Within Hickey’s faction, discipline collapses as he declares himself “king,” executes his rivals, and forces the survivors into cannibalism. Goodsir, suffering from mutilation and abuse at Hickey’s hands, eventually poisons himself, warning in a final note that his corpse is unsafe to eat. By mid-October, only Hickey remains, enthroned on his frozen boat. Deluded that he has become a god, Hickey is killed at last by the creature.

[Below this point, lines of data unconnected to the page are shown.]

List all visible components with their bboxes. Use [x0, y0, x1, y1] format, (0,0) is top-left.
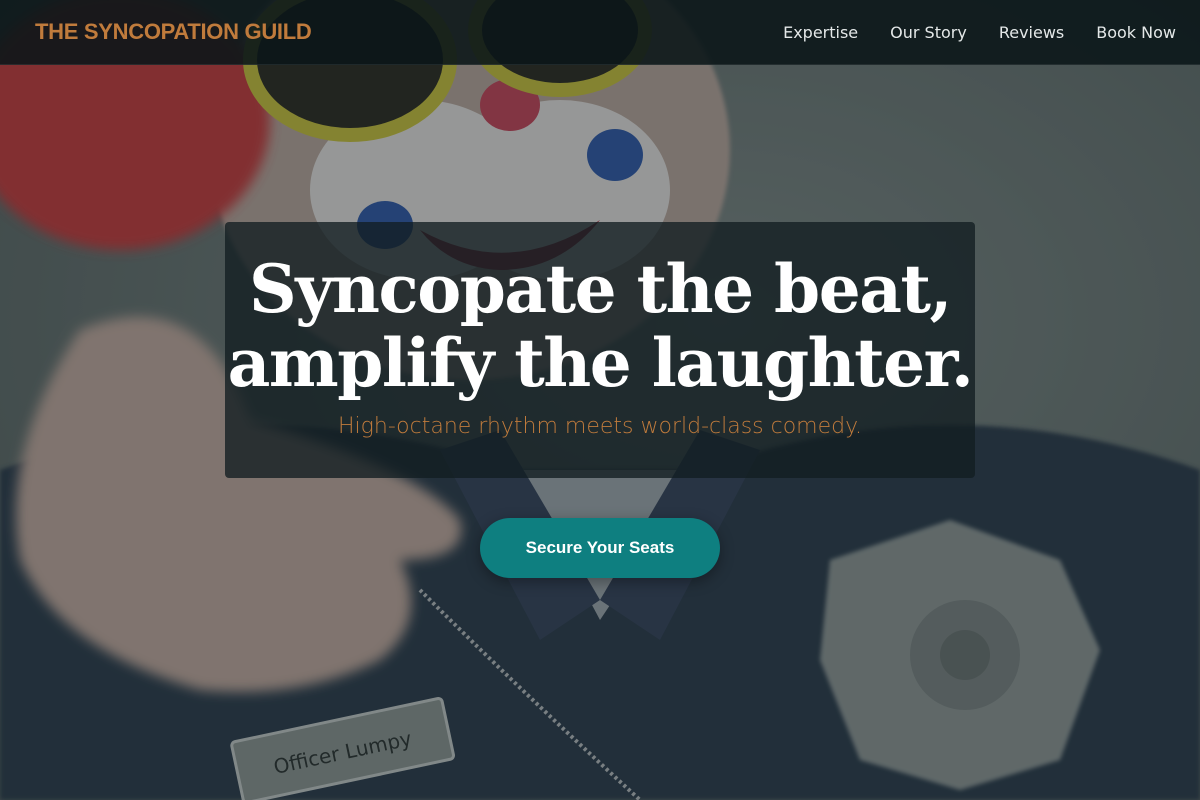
- headline-line-2: amplify the laughter.: [227, 324, 974, 402]
- brand-logo[interactable]: THE SYNCOPATION GUILD: [35, 19, 312, 45]
- hero-headline-card: Syncopate the beat, amplify the laughter…: [225, 222, 975, 478]
- headline-line-1: Syncopate the beat,: [249, 250, 952, 328]
- secure-seats-button[interactable]: Secure Your Seats: [480, 518, 720, 578]
- nav-links: Expertise Our Story Reviews Book Now: [783, 23, 1176, 42]
- nav-link-reviews[interactable]: Reviews: [999, 23, 1064, 42]
- navbar: THE SYNCOPATION GUILD Expertise Our Stor…: [0, 0, 1200, 65]
- hero-subheadline: High-octane rhythm meets world-class com…: [338, 414, 862, 439]
- nav-link-our-story[interactable]: Our Story: [890, 23, 967, 42]
- nav-link-expertise[interactable]: Expertise: [783, 23, 858, 42]
- hero-headline: Syncopate the beat, amplify the laughter…: [227, 250, 974, 402]
- nav-link-book-now[interactable]: Book Now: [1096, 23, 1176, 42]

Crozier, meanwhile, survives his injuries after being saved by Silence. When he awakens, she continues to tend to him and eventually takes him north across the ice. Eventually, they grow closer and begin an intimate relationship. Through recurring visions, Crozier learns that the Tuunbaq, the creature that had stalked them, was created to destroy other spirits but became uncontrollable, feeding on human souls until the sixam ieua, a group of clairvoyant shamans, struck a bargain to appease it. Silence is revealed as one of those charged with maintaining that balance. Crozier begins to live by her ways as he begins to understand that he can never go back to his former life. Eventually, they set out across the ice together, and he ritualistically offers his body and soul to the Tuunbaq to become one of the sixam ieua as well.
By 1851, Crozier is now known as Taliriktug and living with Silence and their two children. They follow reports of the Franklin Expedition to find HMS Terror still locked in the ice. Inside, Crozier finds evidence of corruption and horror. To keep its darkness from being uncovered by later explorers, he sets the ship ablaze, watching it burn and sink beneath the ice. With his old life buried, Taliriktug turns away from England forever, walking east with his family.